Posthumously published, this narrative raises provocative issues concerning art, celebrity, creativity, sexuality and spirituality, while never quite working as a novel.
Before his death at the age of 60, Carroll had earned renown decades ago, as a teenage memoirist (The Basketball Diaries, 1978), a poet and a punk-rocker. The protagonist of his only novel is Billy Wolfram, “the golden boy of the New York—indeed international—art world. Billy was only 38 years old, and his star had risen steadily since his first show at 21.” Though Billy is both a prodigy and a Manhattan native like his creator, the painter isn’t merely an authorial stand-in. He receives visits from a talking raven who is apparently immortal (it shares memories of Noah and the Ark) and who serves as both oracle and muse.
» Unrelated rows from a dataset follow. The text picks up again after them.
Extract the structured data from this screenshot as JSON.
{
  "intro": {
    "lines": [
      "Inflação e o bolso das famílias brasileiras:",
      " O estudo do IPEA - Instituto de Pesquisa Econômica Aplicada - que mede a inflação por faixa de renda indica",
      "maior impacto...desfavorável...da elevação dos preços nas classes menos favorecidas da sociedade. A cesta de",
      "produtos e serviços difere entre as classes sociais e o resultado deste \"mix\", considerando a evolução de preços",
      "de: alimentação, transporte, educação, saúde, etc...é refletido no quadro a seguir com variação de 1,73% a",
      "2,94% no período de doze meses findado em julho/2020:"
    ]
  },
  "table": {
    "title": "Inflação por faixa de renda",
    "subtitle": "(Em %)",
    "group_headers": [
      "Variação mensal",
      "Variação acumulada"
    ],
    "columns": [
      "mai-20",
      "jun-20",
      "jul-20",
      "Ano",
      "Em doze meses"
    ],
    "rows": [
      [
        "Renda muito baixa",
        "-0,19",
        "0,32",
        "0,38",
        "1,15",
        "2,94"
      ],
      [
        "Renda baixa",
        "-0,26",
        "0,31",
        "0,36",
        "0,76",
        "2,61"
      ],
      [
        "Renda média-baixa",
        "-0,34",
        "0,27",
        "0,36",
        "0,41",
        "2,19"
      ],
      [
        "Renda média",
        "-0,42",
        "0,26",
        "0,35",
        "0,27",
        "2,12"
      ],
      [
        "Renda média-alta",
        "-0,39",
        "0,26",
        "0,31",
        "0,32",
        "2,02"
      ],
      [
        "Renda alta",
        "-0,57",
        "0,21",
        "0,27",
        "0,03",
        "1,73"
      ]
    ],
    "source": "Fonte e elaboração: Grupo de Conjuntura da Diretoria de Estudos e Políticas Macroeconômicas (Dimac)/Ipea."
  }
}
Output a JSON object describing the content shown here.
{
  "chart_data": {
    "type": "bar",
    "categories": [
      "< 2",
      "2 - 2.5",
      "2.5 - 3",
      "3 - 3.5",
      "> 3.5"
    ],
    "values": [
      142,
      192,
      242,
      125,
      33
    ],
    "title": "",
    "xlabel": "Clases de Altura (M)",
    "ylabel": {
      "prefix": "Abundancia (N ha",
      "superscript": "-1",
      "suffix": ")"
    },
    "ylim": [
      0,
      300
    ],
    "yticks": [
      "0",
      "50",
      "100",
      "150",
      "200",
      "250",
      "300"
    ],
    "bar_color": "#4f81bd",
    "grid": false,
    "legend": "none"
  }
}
He has also been celibate since his unfortunate attempt at masturbation may have had a causal connection with the Kennedy assassination. The bare-bones plot begins with Billy’s anxiety attacks, which land him in a mental ward after he attends the opening of an exhibition that suggests to him how much spirituality his own work lacks. During his recovery as something of a recluse, with a looming deadline for his next show, he takes stock of his life through memories of pivotal passages and through minimal interaction with his assistant, Marta, and his boyhood friend, the rock star Denny MacAbee. Much of the stilted dialogue expands into multi-paragraph soliloquies, as Billy doesn’t so much converse as expound. (“ ‘One thing’s for sure, there will be no meeting of minds if our elected officials continue to slash funding for public art—mainly because of their own antiquated tastes and moral codes.’ ”) The author has a lot to say about art—its creation and consumption, its relationship with sex and spirit—but this isn’t the best platform.
The novel doesn’t feel unfinished so much as unbalanced.